Both platforms connect real-world assets with on-chain capital, but they take different approaches to structuring, risk, and recovery. Centrifuge pools assets into tokenized tranches. On.Chained isolates risk per loan and prioritises real-world enforcement.
| On.Chained | Centrifuge | |
|---|---|---|
| Primary model | Direct, contract-by-contract RWA lending | Tokenized asset pools with Tin/Drop tranches |
| Risk structure | Risk isolated per loan | Risk pooled and tranched across multiple assets |
| Collateral focus | Audited bullion, commodities, art, inventory | Invoices, real estate, revenue-based assets |
| Default handling | Enforcement-first work-out against collateral | Off-chain enforcement by asset originator / SPV |
| Liquidity model | Matched lending with defined tenor | Pool tokens trade on secondary markets |
| Best fit for | Borrowers and lenders who want isolated, audited collateral | Originators who want to securitize a portfolio |
On.Chained is built for asset owners and capital providers who want each loan tied to a specific, enforceable piece of collateral. If you hold vaulted bullion, warehouse commodities, or authenticated art and want to borrow against them without selling, the platform is designed around your workflow.

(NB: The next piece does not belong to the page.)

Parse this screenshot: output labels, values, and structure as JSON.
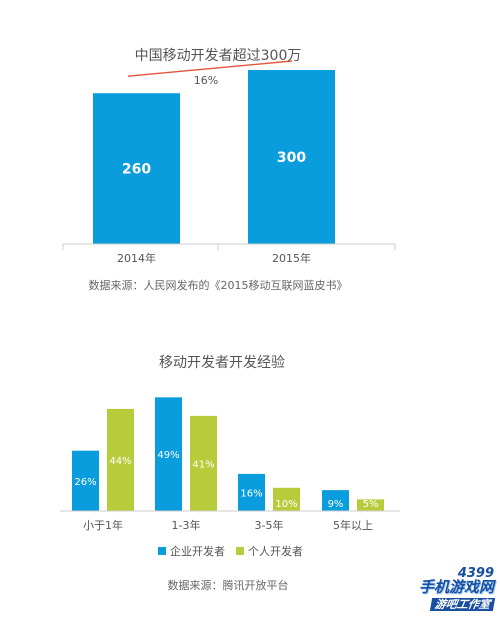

Centrifuge is strongest for originators with a portfolio of receivables or income-producing assets who want to pool and tokenize cash flows. The tranche structure lets different investors take different risk profiles across the same pool.
On.Chained's core difference is that recovery planning starts before the loan is originated. We underwrite based on what can be claimed and enforced in the real world — custody arrangements, security interests, and legal remedies — rather than assuming a market exit. This matters most for collateral that cannot be sold instantly without loss.